HudBay Minerals (HBM-T) and aspiring nickel producer Skye Resources (SKR-T, SKRZF-O) are combining forces, expanding HudBay’s zinc and copper portfolio to nickel. Skye’s flagship asset is its past producing Fenix nickel-laterite project in eastern Guatemala.
Under the proposed transaction, one Skye share will be exchanged for 0.61 of a Hudbay share. The deal represents a 35% premium over Skye’s 20-day volume weighted average trading price and a 17% premium over Skye’s closing price on June 20.
If the merger goes ahead, HudBay will have about 160.9 million shares outstanding, of which current HudBay shareholders will hold 79.9% and former Skye shareholders will own 20.3%.
As part of the transaction, HudBay will acquire 12.6 million shares of Skye at a price of C$7.51 per share in a private placement totaling C$95.2 million.
The proceeds will be used to ramp up the engineering, procurement and construction activities at Fenix, including the purchase of long lead-time equipment that had been suspended previously.
The news sent shares of Skye soaring 97 apiece to $8.69, an increase of 12.5%, on a trading volume of 3.4 million shares. By contrast, HudBay fell 78 to $14.01 per share on a trading volume of 7.1 million.
Skye’s Fenix nickel project in the Lake Izabal region of Guatemala is expected to move into production in the last quarter of 2010 and has an estimated mine life of 30 years. The project has a proven and probable reserve of 41.4 million tonnes grading 1.63% nickel, plus additional saprolite and limonite resources in various categories.

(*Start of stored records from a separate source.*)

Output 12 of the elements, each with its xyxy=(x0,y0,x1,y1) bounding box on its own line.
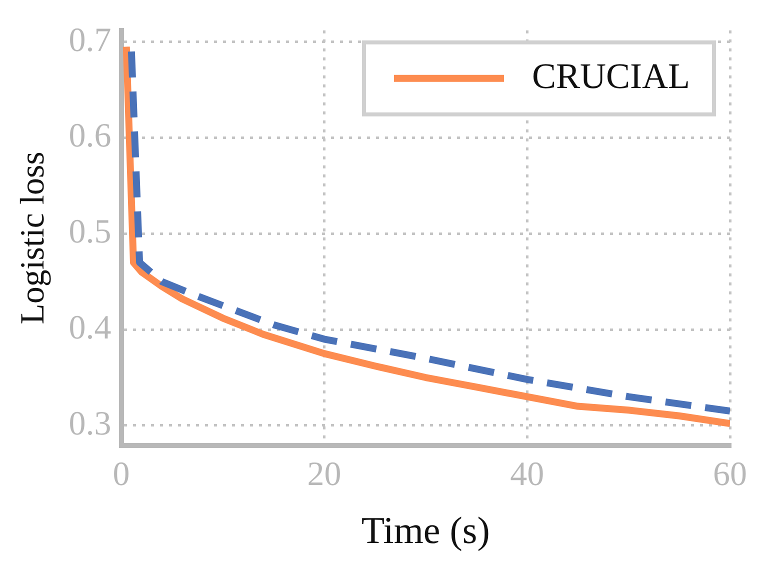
legend-label: CRUCIAL xyxy=(532,56,690,96)
y-tick-label: 0.3 xyxy=(68,405,112,442)
y-axis-title: Logistic loss xyxy=(14,152,52,324)
x-tick-label: 20 xyxy=(307,456,342,493)
x-tick-label: 60 xyxy=(713,456,747,493)
y-tick-label: 0.6 xyxy=(68,118,112,155)
x-tick-label: 0 xyxy=(112,456,130,493)
y-tick-label: 0.5 xyxy=(68,214,112,251)
y-tick-label: 0.7 xyxy=(68,22,112,59)
x-axis-title: Time (s) xyxy=(361,510,490,552)
y-tick-label: 0.4 xyxy=(68,309,112,346)
x-tick-label: 40 xyxy=(510,456,544,493)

“I like the idea of they’re going into nickel; I like the idea that they’re going into nickel in a development project; and I like the idea that they’re going into a nickel development project that has been shopped around and found unattractive by the deep-pocketed majors because they don’t want to pay Vale the 3% merchandising fee for the final product,” says Mike Collison, an analyst with Dundee Securities.

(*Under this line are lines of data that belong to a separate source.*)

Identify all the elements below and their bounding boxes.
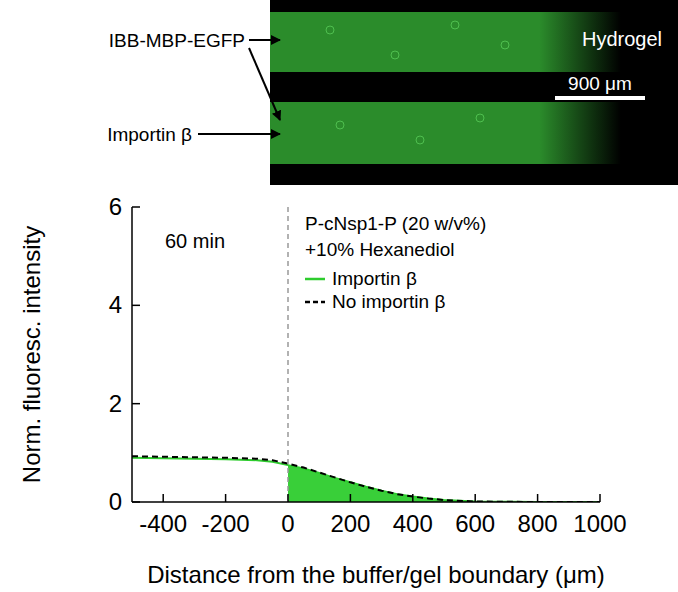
y-tick-label: 6 — [109, 193, 122, 220]
micrograph: Hydrogel 900 μm — [270, 0, 678, 185]
x-tick — [225, 494, 227, 502]
x-axis — [132, 501, 600, 503]
boundary-line — [287, 207, 289, 502]
x-tick — [350, 494, 352, 502]
x-tick-label: 0 — [281, 510, 294, 537]
y-tick-label: 0 — [109, 488, 122, 515]
condition-label: P-cNsp1-P (20 w/v%) — [305, 213, 486, 234]
arrow — [249, 48, 280, 120]
y-tick — [132, 403, 140, 405]
y-tick — [132, 206, 140, 208]
x-tick-label: 800 — [518, 510, 558, 537]
legend-label: No importin β — [332, 291, 445, 312]
x-tick — [412, 494, 414, 502]
area-fill — [288, 465, 600, 502]
y-axis — [131, 207, 133, 502]
series-line — [132, 456, 600, 502]
plot-area — [132, 456, 600, 502]
y-axis-title: Norm. fluoresc. intensity — [18, 226, 45, 483]
x-tick — [287, 494, 289, 502]
hydrogel-label: Hydrogel — [582, 28, 662, 50]
series-line — [132, 458, 600, 502]
legend-swatch — [305, 278, 325, 281]
condition-label: +10% Hexanediol — [305, 239, 454, 260]
arrow — [198, 133, 280, 135]
y-tick-label: 2 — [109, 390, 122, 417]
bubble — [326, 26, 334, 34]
x-tick-label: 200 — [330, 510, 370, 537]
micrograph-background — [270, 0, 678, 185]
channel-lower — [270, 102, 678, 164]
x-tick — [474, 494, 476, 502]
channel-upper — [270, 12, 678, 72]
channel-label: Importin β — [107, 124, 192, 145]
legend-swatch — [305, 301, 325, 304]
legend-label: Importin β — [332, 268, 417, 289]
scale-bar-label: 900 μm — [568, 73, 632, 94]
legend: Importin βNo importin β — [305, 268, 445, 312]
x-tick-label: -200 — [202, 510, 250, 537]
x-tick — [537, 494, 539, 502]
figure: Hydrogel 900 μm IBB-MBP-EGFP Importin β -400… — [0, 0, 678, 592]
bubble — [416, 136, 424, 144]
scale-bar — [555, 96, 645, 100]
time-label: 60 min — [165, 230, 225, 252]
channel-label: IBB-MBP-EGFP — [109, 30, 245, 51]
arrow — [249, 39, 280, 41]
x-tick-label: 400 — [393, 510, 433, 537]
x-tick — [162, 494, 164, 502]
bubble — [476, 114, 484, 122]
bubble — [501, 41, 509, 49]
y-tick — [132, 501, 140, 503]
x-tick-label: 1000 — [573, 510, 626, 537]
x-tick — [599, 494, 601, 502]
x-tick-label: -400 — [139, 510, 187, 537]
y-tick — [132, 305, 140, 307]
bubble — [451, 21, 459, 29]
x-tick-label: 600 — [455, 510, 495, 537]
bubble — [391, 51, 399, 59]
y-tick-label: 4 — [109, 291, 122, 318]
bubble — [336, 121, 344, 129]
x-axis-title: Distance from the buffer/gel boundary (μ… — [147, 561, 605, 588]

Collison has raised his rating on HudBay from neutral to a buy and has a 52-week target price on the stock of C$21 per share. “It puts the company’s cash balance to work, diversifies the zinc price exposure, and the Fenix deposit has upside potential with expansions down the road.”
Inco operated the Fenix project (then known as Exmibal) in the late 1970s. Inco developed the deposit, mining and processing about 800,000 tonnes of material from 1977 to 1980. But the smelter was closed in 1980 due to high oil prices and a weak nickel market.
The project has a US$238 million pyrometallurgical nickel processing plant and related facilities, which have been on care and maintenance for the last 28 years. It processed saprolitic nickel-laterite mined from the deposit’s La Gloria pit.
Skye acquired 70% of Fenix from Inco in 2004. Since then the Vancouver-based junior has boosted its project interest through development spending that has diluted its partner, the Guatemalan government. Skye’s subsidiaries currently own 98.2% of the project with the government of Guatemala holding the remaining 1.8%.
Skye has received environmental and construction permits for Fenix and basic engineering has been completed on the project. Detailed engineering is about half-way finished.
But the project could face opposition from the local Qeqchi indigenous people, whose leaders have staged numerous land blockades in the past.
Under the proposed merger, Vale Inco has the right to participate in the financing to maintain its current 11% equity interest in Skye. If Vale participates, HudBay’s holding in Skye would represent about 19.4% of its outstanding shares.
The boards of HudBay and Skye have both endorsed the proposal.
The merger will be a win-win for both companies, HudBay and Skye Resources’ management believes. It gives Skye access to HudBay’s financial and technical capacity to bring Fenix into production, while it boosts HudBay’s development pipeline.
HudBay will enlarge its reserves and resources and diversify its base metals base with a healthy mixture of producing, development and exploration assets and a strong balance sheet. It will have a cash balance of about C$861 million with no debt, and solid operating cash flow.
Vice Chairman and chief executive of Skye Resources, Colin Benner, will join HudBay’s board of directors.
Traditionally HudBay’s focus has been on zinc and copper in the Flin Flon greenstone belt of Manitoba. The company operates mines, concentrators and metal production facilities in northern Manitoba and Saskatchewan, a zinc oxide production facility in Ontario, the White Pine copper refinery in Michigan and the Balmat zinc mine in New York state.
HudBay has a 52-week trading range of $13.70-$29.63 with 126.4 million shares outstanding.
Skye Resources has a 52-week trading range of $3.85-$17.20 with 51 million shares outstanding.